Duna soltou o ar com força, o maxilar tenso.
— É melhor que perder o braço. Já perdi coisas demais na vida. Um braço mais fraco ainda é um braço.
Simone inclinou-se para frente, os olhos duros e analíticos fixos nele.
— Não se trata só de força. — Ela disse, gesticulando em direção ao ferimento. — Se essa infecção voltar… não vou conseguir fazer nada além de amputar. Isso aqui é temporário, entendeu? Se quiser sobreviver, vai ter que fazer sua parte.
— Sim, senhora. — Duna respondeu com um sorriso fraco, mas havia um peso na sua voz que não passava despercebido. Ele sabia que as chances de recuperação completa eram ínfimas, mas também sabia que não tinha outra escolha.
Simone se levantou, alisando o avental ensanguentado com as mãos.
— Agora descanse. Não tente bancar o herói por enquanto. — Ela fez uma pausa antes de continuar. — Você já fez merda suficiente para precisar de outro milagre.
Duna sorriu de canto, um sorriso que não chegava aos olhos. — É… parece que os milagres estão acabando.
— Então não desperdice os poucos que ainda restam. — Simone respondeu antes de sair, deixando Duna sozinho com seus pensamentos e a dor que latejava em cada centímetro do braço ferido.
— Não precisa disso. — Duna murmurou, a voz carregada de determinação apesar da fraqueza evidente. — Eu posso criar uma ramificação metálica. Vou precisar só dos meus equipamentos. Quanto tempo fiquei desacordado?

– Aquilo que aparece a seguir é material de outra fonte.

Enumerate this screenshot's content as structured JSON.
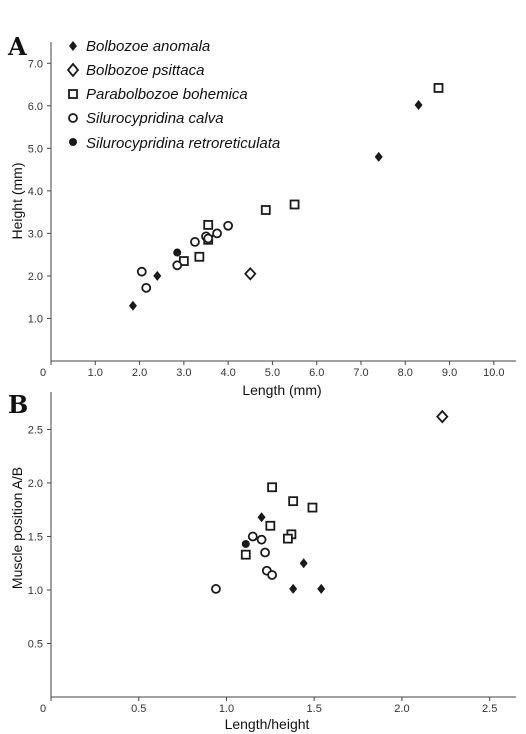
{
  "panel_a_label": "A",
  "panel_b_label": "B",
  "species": {
    "anomala": "Bolbozoe anomala",
    "psittaca": "Bolbozoe psittaca",
    "bohemica": "Parabolbozoe bohemica",
    "calva": "Silurocypridina calva",
    "retroreticulata": "Silurocypridina retroreticulata"
  },
  "chart_data": [
    {
      "type": "scatter",
      "panel": "A",
      "xlabel": "Length (mm)",
      "ylabel": "Height (mm)",
      "xlim": [
        0,
        10.5
      ],
      "ylim": [
        0,
        7.5
      ],
      "xticks": [
        "0",
        "1.0",
        "2.0",
        "3.0",
        "4.0",
        "5.0",
        "6.0",
        "7.0",
        "8.0",
        "9.0",
        "10.0"
      ],
      "yticks": [
        "1.0",
        "2.0",
        "3.0",
        "4.0",
        "5.0",
        "6.0",
        "7.0"
      ],
      "legend": "top-left",
      "grid": false,
      "series": [
        {
          "name": "Bolbozoe anomala",
          "marker": "filled-diamond",
          "points": [
            [
              1.85,
              1.3
            ],
            [
              2.4,
              2.0
            ],
            [
              7.4,
              4.8
            ],
            [
              8.3,
              6.02
            ]
          ]
        },
        {
          "name": "Bolbozoe psittaca",
          "marker": "open-diamond",
          "points": [
            [
              4.5,
              2.05
            ]
          ]
        },
        {
          "name": "Parabolbozoe bohemica",
          "marker": "open-square",
          "points": [
            [
              3.55,
              3.2
            ],
            [
              3.55,
              2.85
            ],
            [
              3.35,
              2.45
            ],
            [
              3.0,
              2.35
            ],
            [
              4.85,
              3.55
            ],
            [
              5.5,
              3.68
            ],
            [
              8.75,
              6.42
            ]
          ]
        },
        {
          "name": "Silurocypridina calva",
          "marker": "open-circle",
          "points": [
            [
              2.05,
              2.1
            ],
            [
              2.15,
              1.72
            ],
            [
              2.85,
              2.25
            ],
            [
              3.25,
              2.8
            ],
            [
              3.5,
              2.93
            ],
            [
              3.55,
              2.88
            ],
            [
              3.75,
              3.0
            ],
            [
              4.0,
              3.18
            ]
          ]
        },
        {
          "name": "Silurocypridina retroreticulata",
          "marker": "filled-circle",
          "points": [
            [
              2.85,
              2.55
            ]
          ]
        }
      ]
    },
    {
      "type": "scatter",
      "panel": "B",
      "xlabel": "Length/height",
      "ylabel": "Muscle position A/B",
      "xlim": [
        0,
        2.65
      ],
      "ylim": [
        0,
        2.85
      ],
      "xticks": [
        "0",
        "0.5",
        "1.0",
        "1.5",
        "2.0",
        "2.5"
      ],
      "yticks": [
        "0.5",
        "1.0",
        "1.5",
        "2.0",
        "2.5"
      ],
      "grid": false,
      "series": [
        {
          "name": "Bolbozoe anomala",
          "marker": "filled-diamond",
          "points": [
            [
              1.2,
              1.68
            ],
            [
              1.44,
              1.25
            ],
            [
              1.38,
              1.01
            ],
            [
              1.54,
              1.01
            ]
          ]
        },
        {
          "name": "Bolbozoe psittaca",
          "marker": "open-diamond",
          "points": [
            [
              2.23,
              2.62
            ]
          ]
        },
        {
          "name": "Parabolbozoe bohemica",
          "marker": "open-square",
          "points": [
            [
              1.26,
              1.96
            ],
            [
              1.38,
              1.83
            ],
            [
              1.49,
              1.77
            ],
            [
              1.25,
              1.6
            ],
            [
              1.37,
              1.52
            ],
            [
              1.35,
              1.48
            ],
            [
              1.11,
              1.33
            ]
          ]
        },
        {
          "name": "Silurocypridina calva",
          "marker": "open-circle",
          "points": [
            [
              1.15,
              1.5
            ],
            [
              1.2,
              1.47
            ],
            [
              1.22,
              1.35
            ],
            [
              1.23,
              1.18
            ],
            [
              1.26,
              1.14
            ],
            [
              0.94,
              1.01
            ]
          ]
        },
        {
          "name": "Silurocypridina retroreticulata",
          "marker": "filled-circle",
          "points": [
            [
              1.11,
              1.43
            ]
          ]
        }
      ]
    }
  ]
}
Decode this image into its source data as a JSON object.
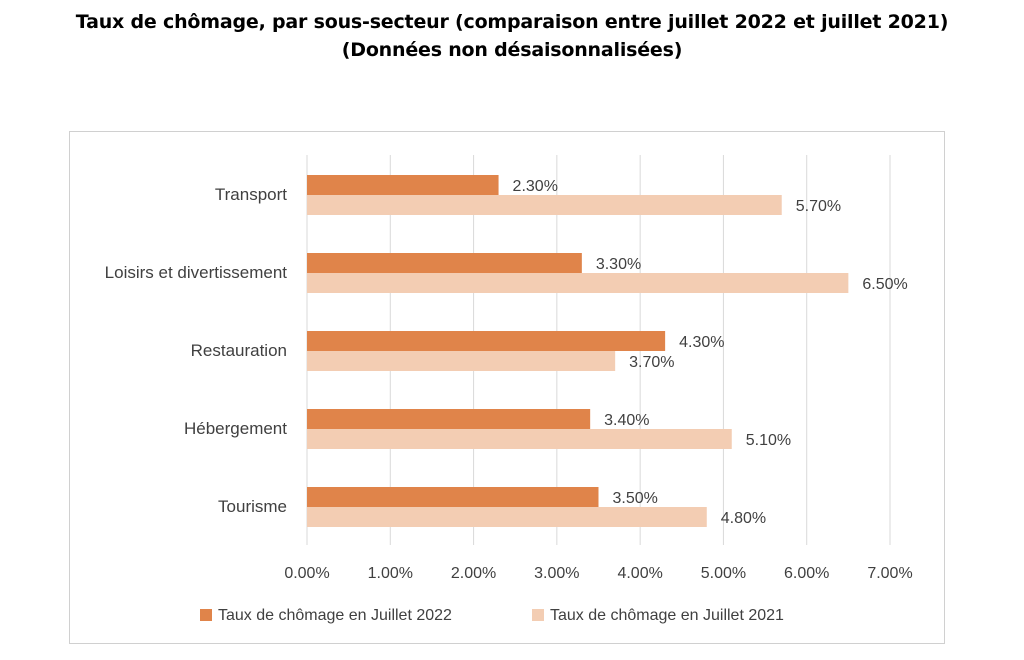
{
  "title": {
    "line1": "Taux de chômage, par sous-secteur (comparaison entre juillet  2022 et juillet  2021)",
    "line2": "(Données non désaisonnalisées)"
  },
  "chart_data": {
    "type": "bar",
    "orientation": "horizontal",
    "categories": [
      "Transport",
      "Loisirs et divertissement",
      "Restauration",
      "Hébergement",
      "Tourisme"
    ],
    "series": [
      {
        "name": "Taux de chômage en Juillet 2022",
        "color": "#E0844A",
        "values": [
          2.3,
          3.3,
          4.3,
          3.4,
          3.5
        ],
        "labels": [
          "2.30%",
          "3.30%",
          "4.30%",
          "3.40%",
          "3.50%"
        ]
      },
      {
        "name": "Taux de chômage en Juillet 2021",
        "color": "#F3CDB3",
        "values": [
          5.7,
          6.5,
          3.7,
          5.1,
          4.8
        ],
        "labels": [
          "5.70%",
          "6.50%",
          "3.70%",
          "5.10%",
          "4.80%"
        ]
      }
    ],
    "xlim": [
      0,
      7
    ],
    "xticks": [
      0,
      1,
      2,
      3,
      4,
      5,
      6,
      7
    ],
    "xtick_labels": [
      "0.00%",
      "1.00%",
      "2.00%",
      "3.00%",
      "4.00%",
      "5.00%",
      "6.00%",
      "7.00%"
    ],
    "grid": "vertical",
    "legend_position": "bottom"
  }
}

Simone arqueou uma sobrancelha, limpando as mãos com um pano já encharcado de sangue seco
— Deve ter sido umas quatro horas, antes de começar a fingir que estava apagado. Por quê?
Duna soltou um riso abafado, que logo foi cortado por uma careta de dor.
— Então aqueles dois me trouxeram para cá em menos tempo do que eu imaginei. Bom, pelo menos estão vivos. — Ele olhou para Simone, com um brilho de determinação nos olhos. — Posso pedir pra ver os dois? Tenho quase certeza de que, se eu pedir, eles conseguem o necessário para consertar esse braço.
Simone inclinou-se contra a mesa improvisada, cruzando os braços, a expressão cética. — Acha mesmo que isso tem conserto? Já vi melhores do que isso aí serem descartados como sucata.
— Eu não sou sucata. — Duna respondeu de imediato, o tom firme, mas sem perder o humor amargo. — Só preciso de material e tempo. Não vou desperdiçar o que ainda me resta. Esse braço vai ser funcional de novo, de um jeito ou de outro.
Simone o estudou por um momento, o rosto endurecido por anos de trabalho com feridos que, muitas vezes, não tinham salvação.
— Mesmo que consiga, isso vai custar caro. Não só em material, mas em você. Essas “ramificações metálicas” que você fala tão orgulhoso… elas não vão trazer os músculos de volta. Só vão mascarar a perda.
— Mas é o suficiente. — Duna retrucou, cerrando os dentes enquanto movia levemente os dedos, como se quisesse provar um ponto. — Eu não preciso de um braço perfeito. Só preciso de um braço que funcione.
Simone suspirou, balançando a cabeça.
— E o que garante que você não vai acabar piorando tudo? Não é só sobre consertar o que quebrou. É sobre garantir que isso não te mate no processo.
— E quem disse que eu me importo com isso? — Ele rebateu, a voz ganhando um tom sombrio. — Eu só preciso continuar útil. Se não conseguir fazer isso, então já estou morto de qualquer forma.
A resposta fez Simone apertar os lábios em uma linha fina, os olhos endurecendo enquanto ela se afastava da mesa. — Vou ver o que posso fazer sobre seus “equipamentos”. Mas, se você começar a se deteriorar de novo, não espere que eu conserte sua teimosia. Só tenho tempo para salvar quem quer viver.
— Eu quero viver. — Duna respondeu, sem hesitação, o olhar fixo no dela. — Só não do jeito que estou agora.
Simone não respondeu de imediato, apenas pegou o pano sujo e jogou em um balde ao lado.
— Vamos ver se seus amigos são tão competentes quanto você acha. — Ela disse, antes de sair, deixando Duna sozinho para encarar o braço ferido que ele tanto insistia em salvar.